Wednesday, September 2, 2015

alone at night in the depths of the woods

When one is alone at night in the depths of these woods, the stillness is at once awful and sublime. Every leaf seems to speak.
—John Muir

Wednesday: en route to Glen Aulin. I hiked part of the day with a family from Connecticut. Most people seem to go counterclockwise, but Susan recommended this direction because it's 1200 feet descent over 8 miles. 
It's really a lovely trail. Huge granite and quartz cliffs and Ponderosa pines and once in a while ferns and Sequoias. 
Lots of great rocks. I wished I had a friends who was a geologist, or at the very least, an internet connection to look things up. 
We had a lot of pre-smartphone conversations: Oh you should really take that trail, the one by Tioga pass with the silver mine and the pie. I can't remember its name. Or: I wonder if that's Mt Dana, or that one.  
I met a few interesting people on the trail: we passed a lithe man coming from the Ten Lakes fork, and it turned out he's finished the John Muir trail (from Mt Whitney) early, atop Half Dome. He had less in his pack than I did. 
There are not a lot of signs, so you don't really know if you've gone 5 miles or 3. With my phone in airplane mode, Apple Health is extrapolating miles from my steps, only it seems to think I've gone twice as far as I have. (Yesterday: 17 miles. I probably walked 9 or 10.)
I liked this rock and gave my achy shoulders and crunched toes a break. 
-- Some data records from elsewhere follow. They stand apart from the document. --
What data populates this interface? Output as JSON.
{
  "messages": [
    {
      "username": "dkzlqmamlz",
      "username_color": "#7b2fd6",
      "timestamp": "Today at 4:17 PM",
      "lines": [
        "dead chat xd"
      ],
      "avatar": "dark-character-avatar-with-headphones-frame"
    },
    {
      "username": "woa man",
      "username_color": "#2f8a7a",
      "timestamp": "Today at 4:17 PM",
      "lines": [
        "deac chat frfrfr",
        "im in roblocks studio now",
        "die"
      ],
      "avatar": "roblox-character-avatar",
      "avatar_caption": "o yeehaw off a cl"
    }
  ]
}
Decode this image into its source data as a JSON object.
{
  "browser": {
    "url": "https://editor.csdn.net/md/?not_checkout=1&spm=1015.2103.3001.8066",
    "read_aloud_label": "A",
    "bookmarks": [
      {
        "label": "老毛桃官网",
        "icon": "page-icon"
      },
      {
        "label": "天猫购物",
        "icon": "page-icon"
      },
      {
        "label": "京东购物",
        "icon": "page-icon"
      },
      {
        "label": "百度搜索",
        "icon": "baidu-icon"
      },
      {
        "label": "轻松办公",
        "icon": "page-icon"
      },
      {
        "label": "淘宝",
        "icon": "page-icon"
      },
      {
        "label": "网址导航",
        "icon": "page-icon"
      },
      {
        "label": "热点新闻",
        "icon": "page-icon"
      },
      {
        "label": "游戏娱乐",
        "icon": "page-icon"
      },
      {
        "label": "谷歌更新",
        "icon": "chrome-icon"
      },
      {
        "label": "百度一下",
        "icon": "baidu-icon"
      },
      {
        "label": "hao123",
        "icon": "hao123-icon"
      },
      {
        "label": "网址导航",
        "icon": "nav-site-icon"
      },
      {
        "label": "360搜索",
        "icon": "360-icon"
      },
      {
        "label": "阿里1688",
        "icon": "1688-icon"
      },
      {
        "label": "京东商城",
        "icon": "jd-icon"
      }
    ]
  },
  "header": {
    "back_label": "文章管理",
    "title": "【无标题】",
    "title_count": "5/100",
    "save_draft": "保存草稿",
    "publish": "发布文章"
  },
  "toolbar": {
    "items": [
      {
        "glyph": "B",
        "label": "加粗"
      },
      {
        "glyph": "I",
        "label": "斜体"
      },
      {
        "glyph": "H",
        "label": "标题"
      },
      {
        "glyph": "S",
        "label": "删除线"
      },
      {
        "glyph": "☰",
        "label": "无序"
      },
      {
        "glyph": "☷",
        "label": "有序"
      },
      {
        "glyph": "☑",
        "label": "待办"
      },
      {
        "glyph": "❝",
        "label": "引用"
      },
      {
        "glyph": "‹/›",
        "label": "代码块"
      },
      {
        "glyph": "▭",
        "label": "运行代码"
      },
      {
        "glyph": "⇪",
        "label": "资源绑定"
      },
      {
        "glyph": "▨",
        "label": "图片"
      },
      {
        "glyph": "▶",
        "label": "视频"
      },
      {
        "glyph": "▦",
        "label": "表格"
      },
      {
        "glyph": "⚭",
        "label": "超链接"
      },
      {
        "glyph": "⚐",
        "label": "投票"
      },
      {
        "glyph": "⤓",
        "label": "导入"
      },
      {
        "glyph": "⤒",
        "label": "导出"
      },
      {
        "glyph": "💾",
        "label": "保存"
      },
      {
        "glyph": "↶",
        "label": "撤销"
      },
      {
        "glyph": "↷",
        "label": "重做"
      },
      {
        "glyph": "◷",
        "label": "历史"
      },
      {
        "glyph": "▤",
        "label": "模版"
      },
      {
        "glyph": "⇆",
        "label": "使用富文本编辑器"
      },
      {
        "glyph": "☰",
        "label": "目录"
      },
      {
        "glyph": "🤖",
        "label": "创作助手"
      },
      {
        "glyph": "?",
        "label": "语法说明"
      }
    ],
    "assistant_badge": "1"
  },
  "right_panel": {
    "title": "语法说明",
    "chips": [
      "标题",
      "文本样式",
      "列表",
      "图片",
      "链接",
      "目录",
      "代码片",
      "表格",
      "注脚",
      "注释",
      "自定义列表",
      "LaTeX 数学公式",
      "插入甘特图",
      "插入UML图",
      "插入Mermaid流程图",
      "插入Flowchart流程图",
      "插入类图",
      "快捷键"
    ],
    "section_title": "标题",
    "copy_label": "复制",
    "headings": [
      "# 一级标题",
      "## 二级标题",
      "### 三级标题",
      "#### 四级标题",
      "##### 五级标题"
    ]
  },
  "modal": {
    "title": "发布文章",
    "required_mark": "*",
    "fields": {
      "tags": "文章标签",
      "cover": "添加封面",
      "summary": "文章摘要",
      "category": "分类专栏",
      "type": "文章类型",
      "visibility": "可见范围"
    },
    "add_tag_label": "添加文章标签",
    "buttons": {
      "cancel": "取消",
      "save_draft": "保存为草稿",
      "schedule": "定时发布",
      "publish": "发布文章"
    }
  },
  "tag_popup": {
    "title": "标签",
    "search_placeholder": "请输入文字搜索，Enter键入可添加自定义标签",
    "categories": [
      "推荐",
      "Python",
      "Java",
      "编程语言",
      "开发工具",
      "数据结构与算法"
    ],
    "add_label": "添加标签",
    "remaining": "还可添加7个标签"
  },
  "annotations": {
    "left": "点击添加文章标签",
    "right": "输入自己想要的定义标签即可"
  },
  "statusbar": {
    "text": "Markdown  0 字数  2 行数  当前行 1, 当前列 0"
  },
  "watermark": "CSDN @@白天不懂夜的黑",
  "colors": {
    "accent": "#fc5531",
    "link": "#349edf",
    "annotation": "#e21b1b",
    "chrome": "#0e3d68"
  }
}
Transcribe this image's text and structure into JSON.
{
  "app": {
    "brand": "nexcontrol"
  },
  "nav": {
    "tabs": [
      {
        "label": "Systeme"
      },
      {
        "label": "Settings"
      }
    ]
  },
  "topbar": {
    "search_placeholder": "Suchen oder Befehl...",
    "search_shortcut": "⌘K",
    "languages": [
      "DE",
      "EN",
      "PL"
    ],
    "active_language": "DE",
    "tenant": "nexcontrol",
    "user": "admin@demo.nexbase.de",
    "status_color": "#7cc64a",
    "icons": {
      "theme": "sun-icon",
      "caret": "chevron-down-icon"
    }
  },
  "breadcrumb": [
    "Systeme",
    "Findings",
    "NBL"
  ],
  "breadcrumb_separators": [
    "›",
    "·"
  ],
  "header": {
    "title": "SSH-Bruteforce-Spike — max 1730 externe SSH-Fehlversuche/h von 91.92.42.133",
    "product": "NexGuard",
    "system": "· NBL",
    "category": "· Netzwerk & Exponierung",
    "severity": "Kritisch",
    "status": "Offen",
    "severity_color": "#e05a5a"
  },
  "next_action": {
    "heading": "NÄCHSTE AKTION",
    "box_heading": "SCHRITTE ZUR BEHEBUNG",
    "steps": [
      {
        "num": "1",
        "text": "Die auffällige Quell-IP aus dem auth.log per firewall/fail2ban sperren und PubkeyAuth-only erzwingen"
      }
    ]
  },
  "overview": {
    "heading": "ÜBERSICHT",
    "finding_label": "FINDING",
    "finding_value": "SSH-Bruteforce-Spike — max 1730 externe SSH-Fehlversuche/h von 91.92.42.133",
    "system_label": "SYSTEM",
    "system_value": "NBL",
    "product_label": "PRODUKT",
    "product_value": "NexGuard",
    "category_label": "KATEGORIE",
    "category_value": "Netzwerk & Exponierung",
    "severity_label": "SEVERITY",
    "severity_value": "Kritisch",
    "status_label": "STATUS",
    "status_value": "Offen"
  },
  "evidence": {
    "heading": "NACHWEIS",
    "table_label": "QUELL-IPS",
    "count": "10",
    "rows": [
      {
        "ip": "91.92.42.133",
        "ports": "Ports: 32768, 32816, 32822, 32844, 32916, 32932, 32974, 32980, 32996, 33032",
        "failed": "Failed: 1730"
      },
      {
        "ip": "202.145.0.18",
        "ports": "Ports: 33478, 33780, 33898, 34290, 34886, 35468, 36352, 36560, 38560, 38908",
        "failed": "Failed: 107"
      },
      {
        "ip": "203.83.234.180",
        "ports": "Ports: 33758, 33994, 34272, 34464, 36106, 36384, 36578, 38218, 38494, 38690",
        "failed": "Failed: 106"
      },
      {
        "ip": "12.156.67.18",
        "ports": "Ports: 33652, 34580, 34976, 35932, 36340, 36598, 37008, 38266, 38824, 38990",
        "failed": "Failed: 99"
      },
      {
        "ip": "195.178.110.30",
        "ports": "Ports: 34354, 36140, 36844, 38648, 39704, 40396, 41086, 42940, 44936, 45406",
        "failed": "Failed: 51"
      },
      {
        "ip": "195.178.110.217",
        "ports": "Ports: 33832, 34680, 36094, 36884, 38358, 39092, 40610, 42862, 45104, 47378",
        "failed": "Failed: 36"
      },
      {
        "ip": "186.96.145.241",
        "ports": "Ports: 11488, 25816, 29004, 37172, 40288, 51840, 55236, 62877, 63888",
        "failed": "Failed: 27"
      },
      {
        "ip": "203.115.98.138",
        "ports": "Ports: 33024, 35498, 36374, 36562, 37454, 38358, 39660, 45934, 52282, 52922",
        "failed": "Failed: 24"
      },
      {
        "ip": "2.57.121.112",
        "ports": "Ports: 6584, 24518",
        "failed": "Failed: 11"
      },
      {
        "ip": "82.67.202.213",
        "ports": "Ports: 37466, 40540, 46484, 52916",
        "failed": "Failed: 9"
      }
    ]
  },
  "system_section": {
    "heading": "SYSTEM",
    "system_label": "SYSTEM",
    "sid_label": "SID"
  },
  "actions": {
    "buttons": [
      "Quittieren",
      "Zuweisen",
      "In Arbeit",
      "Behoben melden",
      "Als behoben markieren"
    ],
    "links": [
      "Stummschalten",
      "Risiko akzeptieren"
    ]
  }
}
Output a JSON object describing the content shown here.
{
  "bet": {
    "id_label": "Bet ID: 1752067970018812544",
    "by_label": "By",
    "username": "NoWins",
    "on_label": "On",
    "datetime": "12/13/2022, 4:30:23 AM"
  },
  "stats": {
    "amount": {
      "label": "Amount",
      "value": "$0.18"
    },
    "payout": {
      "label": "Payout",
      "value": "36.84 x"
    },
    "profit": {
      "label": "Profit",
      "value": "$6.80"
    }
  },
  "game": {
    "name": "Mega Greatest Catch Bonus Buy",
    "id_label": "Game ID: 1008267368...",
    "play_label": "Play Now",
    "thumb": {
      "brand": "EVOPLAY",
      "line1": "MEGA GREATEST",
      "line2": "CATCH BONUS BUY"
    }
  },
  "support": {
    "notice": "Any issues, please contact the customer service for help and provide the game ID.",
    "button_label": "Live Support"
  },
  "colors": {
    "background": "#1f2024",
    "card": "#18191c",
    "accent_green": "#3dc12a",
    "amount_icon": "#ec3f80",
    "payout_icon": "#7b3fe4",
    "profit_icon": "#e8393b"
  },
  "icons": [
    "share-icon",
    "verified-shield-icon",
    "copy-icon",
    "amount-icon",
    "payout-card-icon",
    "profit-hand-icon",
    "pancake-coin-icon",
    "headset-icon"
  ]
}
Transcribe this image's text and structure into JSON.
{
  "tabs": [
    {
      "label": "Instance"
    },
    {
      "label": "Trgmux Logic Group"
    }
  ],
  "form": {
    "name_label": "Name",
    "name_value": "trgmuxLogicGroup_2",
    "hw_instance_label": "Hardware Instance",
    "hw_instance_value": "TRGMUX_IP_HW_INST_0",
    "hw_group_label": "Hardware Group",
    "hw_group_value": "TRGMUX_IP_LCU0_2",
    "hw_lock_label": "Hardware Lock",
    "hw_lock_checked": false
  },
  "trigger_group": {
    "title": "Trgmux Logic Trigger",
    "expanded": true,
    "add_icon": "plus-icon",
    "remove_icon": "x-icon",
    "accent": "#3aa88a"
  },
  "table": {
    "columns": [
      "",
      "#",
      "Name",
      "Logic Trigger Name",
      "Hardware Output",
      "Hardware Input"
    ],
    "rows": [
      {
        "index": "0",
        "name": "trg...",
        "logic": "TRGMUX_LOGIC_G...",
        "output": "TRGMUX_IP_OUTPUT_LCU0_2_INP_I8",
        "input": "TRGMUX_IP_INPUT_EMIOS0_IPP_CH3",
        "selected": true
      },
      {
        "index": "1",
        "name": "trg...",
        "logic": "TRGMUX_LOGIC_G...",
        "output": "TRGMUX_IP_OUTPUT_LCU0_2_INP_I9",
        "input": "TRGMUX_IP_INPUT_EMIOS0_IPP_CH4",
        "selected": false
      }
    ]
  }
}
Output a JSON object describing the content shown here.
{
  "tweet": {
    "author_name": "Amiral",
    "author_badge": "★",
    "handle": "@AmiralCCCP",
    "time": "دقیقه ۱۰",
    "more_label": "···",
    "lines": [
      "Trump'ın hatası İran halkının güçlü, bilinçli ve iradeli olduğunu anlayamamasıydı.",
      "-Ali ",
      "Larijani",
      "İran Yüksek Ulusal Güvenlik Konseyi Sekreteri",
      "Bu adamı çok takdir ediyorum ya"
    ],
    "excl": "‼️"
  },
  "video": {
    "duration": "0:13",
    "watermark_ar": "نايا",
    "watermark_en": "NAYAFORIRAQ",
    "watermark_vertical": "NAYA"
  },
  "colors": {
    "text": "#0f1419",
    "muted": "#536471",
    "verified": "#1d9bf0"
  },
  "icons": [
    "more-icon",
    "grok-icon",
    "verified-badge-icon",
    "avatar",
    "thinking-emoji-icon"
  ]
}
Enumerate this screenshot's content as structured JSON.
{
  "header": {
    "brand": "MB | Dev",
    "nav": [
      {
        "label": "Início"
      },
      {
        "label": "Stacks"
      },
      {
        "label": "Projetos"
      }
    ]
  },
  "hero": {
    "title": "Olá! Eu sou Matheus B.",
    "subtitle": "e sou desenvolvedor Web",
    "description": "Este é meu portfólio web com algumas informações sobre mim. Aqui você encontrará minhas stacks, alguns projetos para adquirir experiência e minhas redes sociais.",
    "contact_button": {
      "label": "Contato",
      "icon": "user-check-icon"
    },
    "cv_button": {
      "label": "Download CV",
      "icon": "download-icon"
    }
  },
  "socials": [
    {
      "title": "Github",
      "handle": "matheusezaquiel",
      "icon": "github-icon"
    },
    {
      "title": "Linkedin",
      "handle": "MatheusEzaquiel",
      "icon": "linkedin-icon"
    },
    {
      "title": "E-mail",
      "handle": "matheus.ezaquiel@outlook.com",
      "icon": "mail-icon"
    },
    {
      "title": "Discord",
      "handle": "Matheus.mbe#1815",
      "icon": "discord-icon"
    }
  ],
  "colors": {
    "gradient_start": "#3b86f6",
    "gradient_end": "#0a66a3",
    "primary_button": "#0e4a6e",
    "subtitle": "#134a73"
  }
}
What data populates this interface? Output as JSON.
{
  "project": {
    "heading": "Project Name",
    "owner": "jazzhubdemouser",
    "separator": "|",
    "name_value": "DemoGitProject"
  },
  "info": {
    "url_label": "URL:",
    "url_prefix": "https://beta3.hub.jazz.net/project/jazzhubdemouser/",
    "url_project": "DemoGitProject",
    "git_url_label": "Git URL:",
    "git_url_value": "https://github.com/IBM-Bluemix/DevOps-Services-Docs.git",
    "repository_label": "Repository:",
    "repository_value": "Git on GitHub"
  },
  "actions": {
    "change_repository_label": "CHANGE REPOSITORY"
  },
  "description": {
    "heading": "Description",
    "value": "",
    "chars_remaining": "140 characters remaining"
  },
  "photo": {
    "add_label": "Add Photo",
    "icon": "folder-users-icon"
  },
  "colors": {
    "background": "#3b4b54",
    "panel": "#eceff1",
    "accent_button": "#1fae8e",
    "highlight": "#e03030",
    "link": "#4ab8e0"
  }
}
We met Cece and Ricardo on the trail and had a long talk about where we would live if we could live anywhere in the world. This was inspired by Lydia, a recent college grad who left her job and is contemplating new options, saying that this was her one big chance to travel and take a break. 
Cece is originally from NYC but is on her way to Sulawesi for an indeterminate time. She said: This is not the only time you can decide to leave the straight life. 
I took a break figuring I'd catch up with my friends at dinner and happened to pass this mule train heading up the hill. It's not every day you see a mule with a ladder balanced on its back. Apparently one of the mules had escaped. 
The trail down to Glen Aulin Camp is a hellacious tenth of a mile of cobblestones. They should use it as a test on a reality show. I remembered again why I hated backpacking and was glad there was no one to hear me curse and scream. 
But at the bottom is your own private (public) waterfall, the Tuolumne river. 
And just a few 100 feet away is this view of the Grand Canyon of the Tuolumne, which empties into Hetch Hetchy and eventually 150 miles West into my sink in San Francisco. (I regretted having used it to wash my socks.)

The scenery reminds me a little of Zion. The stars were dazzling last night. There aren't any electric lights and most everyone is in bed by 9. My tentmates had gone to sleep by the time I got in, and I didn't want to wake them by starting a fire. Big mistake. I'm bundled up in silk + cashmere + down + a silk sleep sack, with three wool blankets and gloves. A puffy pink Popsicle. 
So I'm taking it easy today. Most everyone has gone on to either May Lake or back to Tuolumne Lodge. A bunch of people much older than me are off on vigorous day hikes. And while I'm already fantasizing about bubble baths (fed by this river) and fast internet and a foot massage, Glen Aulin is a pretty special place.